Saturday, January 11, 2014

Caesar Must Die or Frances Ha

The two films mentioned above have several things in common. They’re both black-and-white films with superb cinematography, they’re both “about” art and life, they’re both very good…and I saw them both on the same night.

The contrasts are no less striking, of course. Caesar Must Die takes place in an Italian prison. Frances Ha takes place in Manhattan. Caesar is about middle-aged men suffering the confines of long-term incarceration. Frances is about young women who aren’t always sure where they’re going to spend the night.

But enough of such silliness.

In Caesar Must Die, a group of convicts mount a production of Julius Caesar. They  aren’t professional actors, but their faces are full of emotion and they’re fascinating to watch. The idea of killing someone is not entirely foreign to many of them; they can relate to Caesar’s megalomania and swagger, to Marc Antony’s dissimulation, and to the loyalties and suspicions of conspirators, in ways that many actors perhaps cannot.
The production underscores how good Shakespeare sounds in Italian and how helpful subtitles are when watching any play by the Bard.
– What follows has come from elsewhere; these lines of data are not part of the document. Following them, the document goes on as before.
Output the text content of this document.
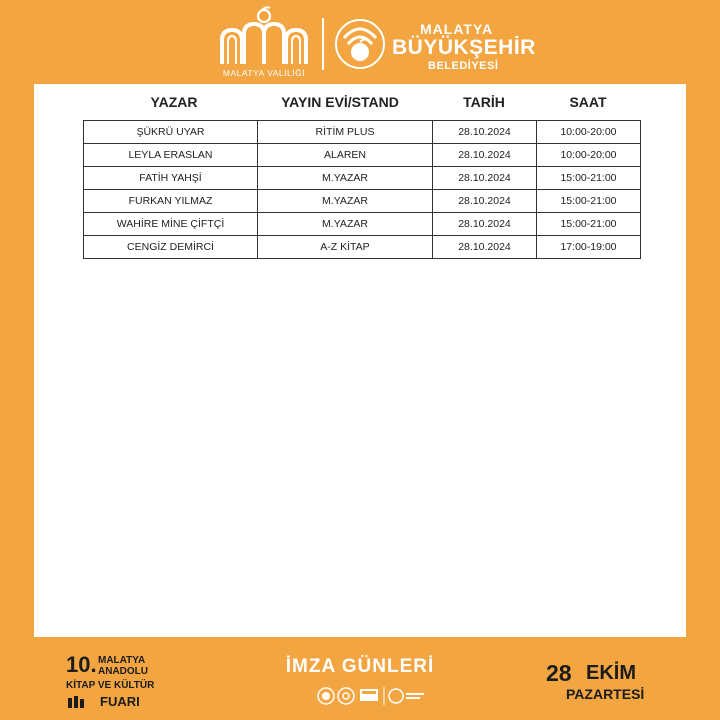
MALATYA VALİLİĞİ
MALATYA
BÜYÜKŞEHİR
BELEDİYESİ
YAZAR	YAYIN EVİ/STAND	TARİH	SAAT
ŞÜKRÜ UYAR	RİTİM PLUS	28.10.2024	10:00-20:00
LEYLA ERASLAN	ALAREN	28.10.2024	10:00-20:00
FATİH YAHŞİ	M.YAZAR	28.10.2024	15:00-21:00
FURKAN YILMAZ	M.YAZAR	28.10.2024	15:00-21:00
WAHİRE MİNE ÇİFTÇİ	M.YAZAR	28.10.2024	15:00-21:00
CENGİZ DEMİRCİ	A-Z KİTAP	28.10.2024	17:00-19:00
10. MALATYA
ANADOLU
KİTAP VE KÜLTÜR
FUARI
İMZA GÜNLERİ	28 EKİM
PAZARTESİ
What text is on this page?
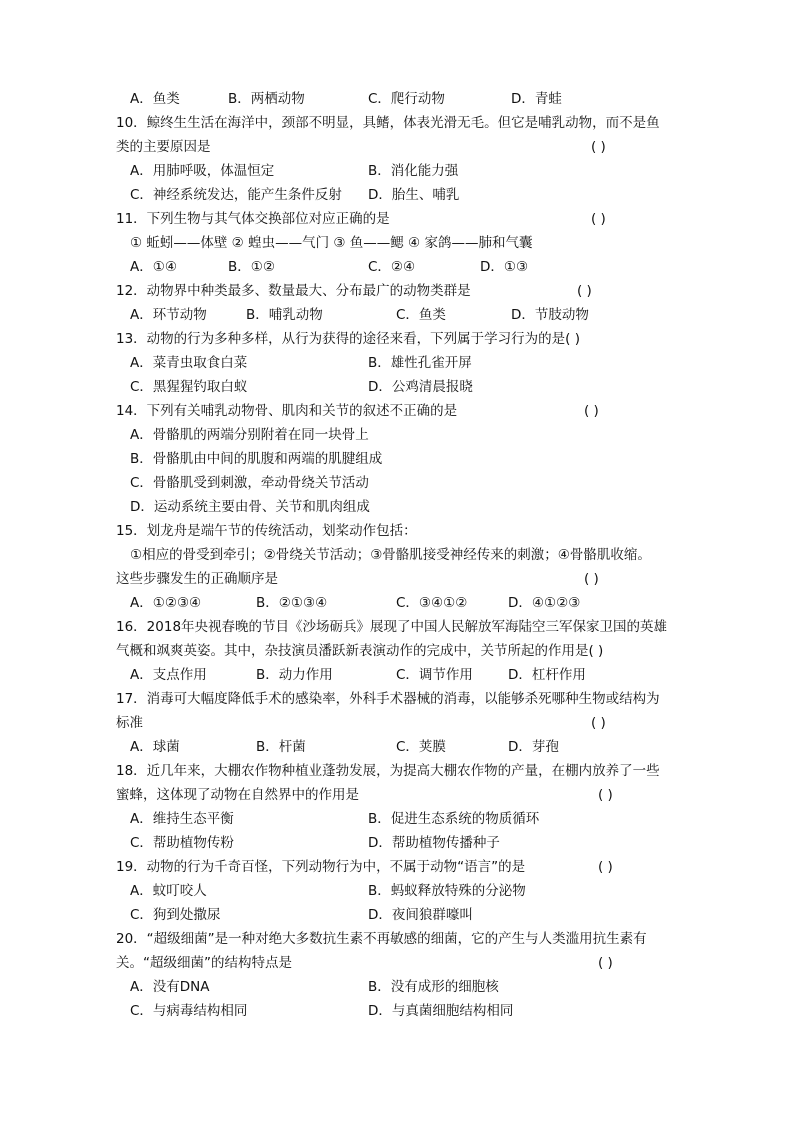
A．鱼类	B．两栖动物	C．爬行动物	D．青蛙
10．鲸终生生活在海洋中，颈部不明显，具鳍，体表光滑无毛。但它是哺乳动物，而不是鱼
类的主要原因是	( )
A．用肺呼吸，体温恒定	B．消化能力强
C．神经系统发达，能产生条件反射 D．胎生、哺乳
11．下列生物与其气体交换部位对应正确的是	( )
① 蚯蚓——体壁 ② 蝗虫——气门 ③ 鱼——鳃 ④ 家鸽——肺和气囊
A．①④	B．①②	C．②④	D．①③
12．动物界中种类最多、数量最大、分布最广的动物类群是	( )
A．环节动物	B．哺乳动物	C．鱼类	D．节肢动物
13．动物的行为多种多样，从行为获得的途径来看，下列属于学习行为的是( )
A．菜青虫取食白菜	B．雄性孔雀开屏
C．黑猩猩钓取白蚁	D．公鸡清晨报晓
14．下列有关哺乳动物骨、肌肉和关节的叙述不正确的是	( )
A．骨骼肌的两端分别附着在同一块骨上
B．骨骼肌由中间的肌腹和两端的肌腱组成
C．骨骼肌受到刺激，牵动骨绕关节活动
D．运动系统主要由骨、关节和肌肉组成
15．划龙舟是端午节的传统活动，划桨动作包括：
①相应的骨受到牵引；②骨绕关节活动；③骨骼肌接受神经传来的刺激；④骨骼肌收缩。
这些步骤发生的正确顺序是	( )
A．①②③④	B．②①③④	C．③④①②	D．④①②③
16．2018年央视春晚的节目《沙场砺兵》展现了中国人民解放军海陆空三军保家卫国的英雄
气概和飒爽英姿。其中，杂技演员潘跃新表演动作的完成中，关节所起的作用是( )
A．支点作用	B．动力作用	C．调节作用	D．杠杆作用
17．消毒可大幅度降低手术的感染率，外科手术器械的消毒，以能够杀死哪种生物或结构为
标准	( )
A．球菌	B．杆菌	C．荚膜	D．芽孢
18．近几年来，大棚农作物种植业蓬勃发展，为提高大棚农作物的产量，在棚内放养了一些
蜜蜂，这体现了动物在自然界中的作用是	( )
A．维持生态平衡	B．促进生态系统的物质循环
C．帮助植物传粉	D．帮助植物传播种子
19．动物的行为千奇百怪，下列动物行为中，不属于动物“语言”的是	( )
A．蚊叮咬人	B．蚂蚁释放特殊的分泌物
C．狗到处撒尿	D．夜间狼群嚎叫
20．“超级细菌”是一种对绝大多数抗生素不再敏感的细菌，它的产生与人类滥用抗生素有
关。“超级细菌”的结构特点是	( )
A．没有DNA	B．没有成形的细胞核
C．与病毒结构相同	D．与真菌细胞结构相同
We see only a highly abbreviated version of the play, which might also be considered a blessing. The film’s brilliant lighting and mis en scene also add  interest.

Frances Ha comes at us from a dreamier and more casual place. Two young women share an apartment. They’re zany, they love to smoke cigarettes and talk, and we might wonder if they're lesbians…except they’re both straight. Frances (Greta Gerwig) is an apprentice at a dance company; Sophie has a plum job at Random House. Frances would prefer to renew the apartment lease she and Sophie share rather than move in with her boyfriend. But Sophie throws her a curve by announcing that she’s moving out because another girlfriend has invited her to share an apartment in a “cooler” neighborhood.
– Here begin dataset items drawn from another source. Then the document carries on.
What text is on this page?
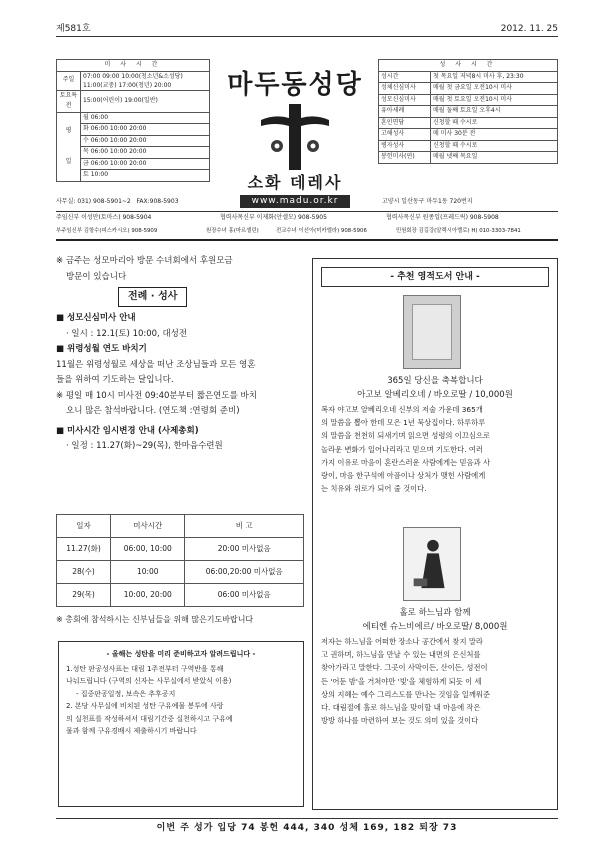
제581호	2012. 11. 25
미 사 시 간	
주일	07:00 09:00 10:00(청소년&소성당) 11:00(교중) 17:00(청년) 20:00
토요특전	15:00(어린이) 19:00(일반)
평

일	월 06:00
	화 06:00 10:00 20:00
	수 06:00 10:00 20:00
	목 06:00 10:00 20:00
	금 06:00 10:00 20:00
	토 10:00
마두동성당
소화 데레사
www.madu.or.kr
성 사 시 간	
성시간	첫 목요일 저녁8시 미사 후, 23:30
성체신심미사	매월 첫 금요일 오전10시 미사
성모신심미사	매월 첫 토요일 오전10시 미사
유아세례	매월 둘째 토요일 오후4시
혼인면담	신청할 때 수시로
고해성사	매 미사 30분 전
병자성사	신청할 때 수시로
봉헌미사(연)	매월 넷째 목요일
사무실: 031) 908-5901~2 FAX:908-5903	고양시 일산동구 마두1동 720번지
주임신부 이성만(토마스) 908-5904	협력사목신부 이제화(안셀모) 908-5905	협력사목신부 원종일(프레드릭) 908-5908
부주임신부 김항수(피스카시오) 908-5909	원장수녀 홍(마르셀린)	전교수녀 이선아(미카엘라) 908-5906	민원회장 김길강(알렉시아렐로) H) 010-3303-7841

※ 금주는 성모마리아 방문 수녀회에서 후원모금

방문이 있습니다

전례 · 성사

■ 성모신심미사 안내

· 일시 : 12.1(토) 10:00, 대성전

■ 위령성월 연도 바치기

11월은 위령성월로 세상을 떠난 조상님들과 모든 영혼

들을 위하여 기도하는 달입니다.

※ 평일 매 10시 미사전 09:40분부터 짧은연도를 바치

오니 많은 참석바랍니다. (연도책 :연령회 준비)

■ 미사시간 임시변경 안내 (사제총회)

· 일정 : 11.27(화)~29(목), 한마음수련원

일자	미사시간	비 고
11.27(화)	06:00, 10:00	20:00 미사없음
28(수)	10:00	06:00,20:00 미사없음
29(목)	10:00, 20:00	06:00 미사없음
※ 총회에 참석하시는 신부님들을 위해 많은기도바랍니다
- 올해는 성탄을 미리 준비하고자 알려드립니다 -

1.성탄 판공성사표는 대림 1주전부터 구역반을 통해

나눠드립니다 (구역의 신자는 사무실에서 받았식 이용)

- 집중판공일정, 보속은 추후공지

2. 본당 사무실에 비치된 성탄 구유예물 봉투에 사랑

의 실천표를 작성하셔서 대림기간중 실천하시고 구유예

물과 함께 구유경배시 제출하시기 바랍니다

- 추천 영적도서 안내 -
365일 당신을 축복합니다
아고보 알베리오네 / 바오로딸 / 10,000원
복자 야고보 알베리오네 신부의 저술 가운데 365개
의 말씀을 뽑아 한데 모은 1년 묵상집이다. 하루하루
의 말씀을 천천히 되새기며 읽으면 성령의 이끄심으로
놀라운 변화가 일어나리라고 믿으며 기도한다. 여러
가지 이유로 마음이 혼란스러운 사람에게는 믿음과 사
랑이, 마음 한구석에 아픔이나 상처가 맺힌 사람에게
는 치유와 위로가 되어 줄 것이다.
홀로 하느님과 함께
에티엔 슈느비에르/ 바오로딸/ 8,000원
저자는 하느님을 어떠한 장소나 공간에서 찾지 말라
고 권하며, 하느님을 만날 수 있는 내면의 은신처를
찾아가라고 말한다. 그곳이 사막이든, 산이든, 성전이
든 '어둔 밤'을 거쳐야만 '빛'을 체험하게 되듯 이 세
상의 지혜는 예수 그리스도를 만나는 것임을 일깨워준
다. 대림절에 홀로 하느님을 맞이할 내 마음에 작은
방방 하나를 마련하여 보는 것도 의미 있을 것이다
이번 주 성가 입당 74 봉헌 444, 340 성체 169, 182 퇴장 73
Frances’s downward spin accelerates when she learns that she’s been passed over for her dance troupe’s lucrative Christmas performances. For the rest of the film, we watch Frances floating through the melancholy holiday season, crashing for a few days with some entertaining guys she knows, visiting her parents in Sacramento, taking a spontaneous trip to Paris to visit a friend who isn’t there, and pouring wine at the dining room of her alma mater to earn some cash.

At one point an erstwhile friend tells Frances, “You have an old face...yet you seem very immature.” And Frances’s obliviousness and irresponsibility are a little annoying. But beneath the goofy, klutzy exterior of this “undateable” young woman, we begin to see a harmless buoyancy that’s rather appealing. The film is full of energy supplied by a host of minor characters and also by the vigor of New York City itself, while both the tone and the pacing of the film are near-perfect.